The Chicago Symphony
Orchestra directed by Riccardo Muti on Thursday will perform for
the first time the Symphony N. 9 by American composer William
Schuman called 'Le Fosse Ardeatine' - an homage to the victims
of the massacre by Nazis at the Ardeatine Caves outside Rome on
March 24, 1944.
Muti in an interview to the Chicago Tribune spoke about the
little-known symphony, explaining that the brutality of the WWII
mass killing "is still an open wound for Italians" because of
the way it happened and its brutality.
The conductor said he was unacquainted with Schuman's work
before becoming the musical director of the CSO.
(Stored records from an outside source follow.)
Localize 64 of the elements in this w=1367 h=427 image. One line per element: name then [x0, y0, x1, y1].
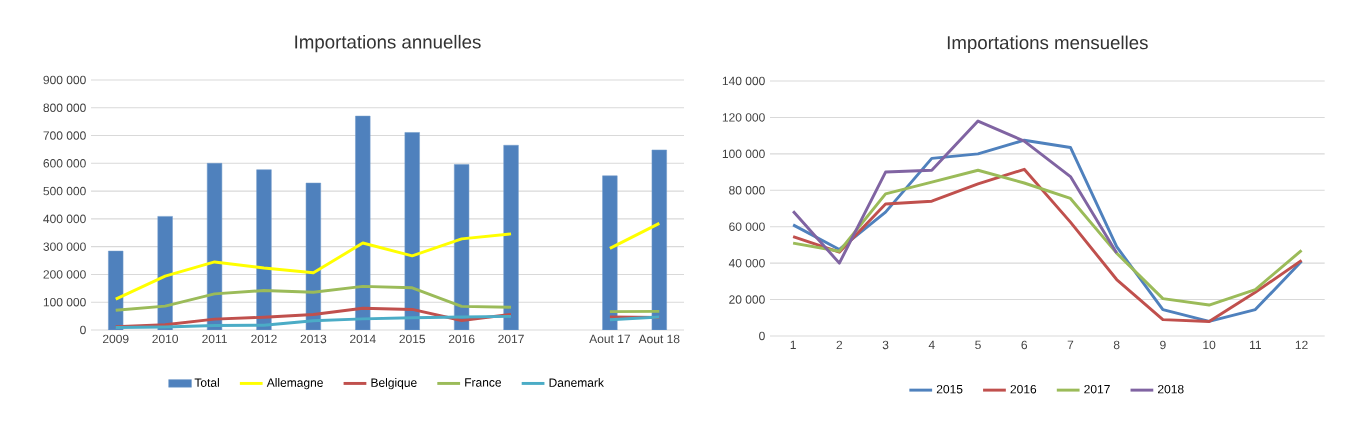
x-tick-label: 11	[1250, 340, 1261, 349]
x-tick-label: 3	[882, 340, 889, 350]
y-tick-label: 200 000	[43, 270, 86, 279]
x-tick-label: 2	[836, 340, 843, 350]
legend-label: 2016	[1010, 384, 1037, 394]
x-tick-label: 2015	[399, 334, 426, 344]
bar	[503, 145, 519, 330]
legend-label: France	[465, 378, 502, 387]
bar	[108, 250, 124, 330]
y-tick-label: 20 000	[729, 295, 765, 304]
y-tick-label: 900 000	[43, 75, 86, 85]
x-tick-label: 2017	[498, 334, 524, 344]
y-tick-label: 140 000	[722, 76, 765, 86]
legend-label: Total	[194, 378, 219, 387]
y-tick-label: 0	[80, 325, 86, 335]
x-tick-label: 4	[928, 340, 935, 349]
y-tick-label: 500 000	[43, 186, 86, 196]
x-tick-label: 6	[1021, 340, 1028, 350]
chart-title: Importations annuelles	[295, 34, 481, 53]
legend-label: 2015	[936, 384, 963, 394]
legend-label: 2017	[1084, 384, 1110, 394]
y-tick-label: 400 000	[43, 214, 86, 224]
x-tick-label: 2013	[300, 334, 327, 344]
y-tick-label: 800 000	[43, 103, 86, 113]
x-tick-label: 1	[790, 340, 796, 349]
y-tick-label: 0	[759, 331, 765, 341]
x-tick-label: 2011	[202, 334, 227, 344]
x-tick-label: 2009	[102, 334, 129, 344]
legend-label: Allemagne	[266, 378, 323, 390]
y-tick-label: 100 000	[43, 297, 86, 307]
chart-title: Importations mensuelles	[947, 35, 1148, 53]
x-tick-label: 2012	[251, 334, 277, 344]
bar	[355, 115, 371, 330]
legend-label: 2018	[1158, 384, 1184, 394]
x-tick-label: Aout 18	[638, 334, 680, 344]
x-tick-label: 2010	[152, 334, 179, 344]
x-tick-label: Aout 17	[589, 334, 630, 344]
x-tick-label: 7	[1067, 340, 1074, 349]
bar	[602, 175, 618, 330]
legend-label: Belgique	[371, 378, 417, 390]
bar	[404, 132, 420, 330]
bar	[651, 149, 667, 330]
x-tick-label: 2016	[448, 334, 475, 344]
x-tick-label: 9	[1160, 340, 1166, 350]
bar	[454, 164, 470, 330]
y-tick-label: 40 000	[728, 258, 765, 268]
x-tick-label: 12	[1295, 340, 1308, 350]
bar	[305, 182, 321, 330]
x-tick-label: 8	[1113, 340, 1120, 350]
x-tick-label: 10	[1203, 340, 1216, 350]
y-tick-label: 300 000	[43, 242, 86, 251]
bar	[157, 216, 173, 330]
x-tick-label: 5	[975, 340, 981, 350]
y-tick-label: 600 000	[43, 159, 86, 168]
bar	[256, 169, 272, 330]
y-tick-label: 100 000	[722, 149, 765, 159]
y-tick-label: 60 000	[729, 222, 765, 231]
y-tick-label: 80 000	[729, 186, 765, 195]
y-tick-label: 120 000	[722, 113, 765, 122]
legend-label: Danemark	[549, 378, 604, 387]
x-tick-label: 2014	[350, 334, 376, 344]
bar	[206, 163, 223, 330]
y-tick-label: 700 000	[43, 131, 86, 140]
line-series	[791, 119, 1119, 265]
He told the newspaper that a broadcaster at a local radio in
Chicago first spoke to him about the symphony, saying "you
Italians should know it".
"When I saw the title I was immediately impressed that an
American composer had written" it, Muti said.
The man was Steven Robinson, the former general manager of a
local radio and the president of podcasting company New Media
Productions.
Schuman, a Pulitzer Prize winner, composed the symphony in
1968, the year after he visited the Ardeatine Caves.
Schuman, who died in 1992 aged 81, later explained he had
used that title for his symphony "not for a musical but for a
philosophical reason".
"You have to come to terms with the past in order to build
the future", the composer said.
"But in this exercise, I am an enemy of oblivion".
"Regardless of the future my symphony will have, wherever it
will be played, the public will remember", he explained.
Muti spoke about the terrible revenge perpetrated by German
occupying forces, who killed 335 Italians in retaliation to a
partisan attack in Rome the previous day against German SS
police forces.
"They needed 10 Italians for one German" victim in the
retaliatory killing, noted Muti . "It wasn't a military action,
it was a terrorist action".
"In the heart and memory of Italians, the Ardeatine Caves
represent one of the most cruel things, because poor children
were taken overnight and brutally killed", he said.
"Through music we want to make people aware of the danger and
the possibility of disasters and human cruelty at any time",
Muti said.
The conductor added that, although musicians are not
politicians, any choice, even a musical one "is a political
action in any case".
Muti has chosen Mozart's Requiem for the second part of the
concert.
"It is a requiem for poor people who were killed in the
Ardeatine caves and for all people suffering every day due to
the cruelty and brutality of some dictators in Syria, for the
Taliban", he noted.
The concert, which will be attended by the Italian ambassador
to the US, Armando Varricchio, will be preceded by a debate with
material presented in cooperation with the Consulate General and
the Italian Cultural Institute in Chicago.
The symphony will also be performed on February 22 and 23,
the days preceding the anniversary of the mass killing.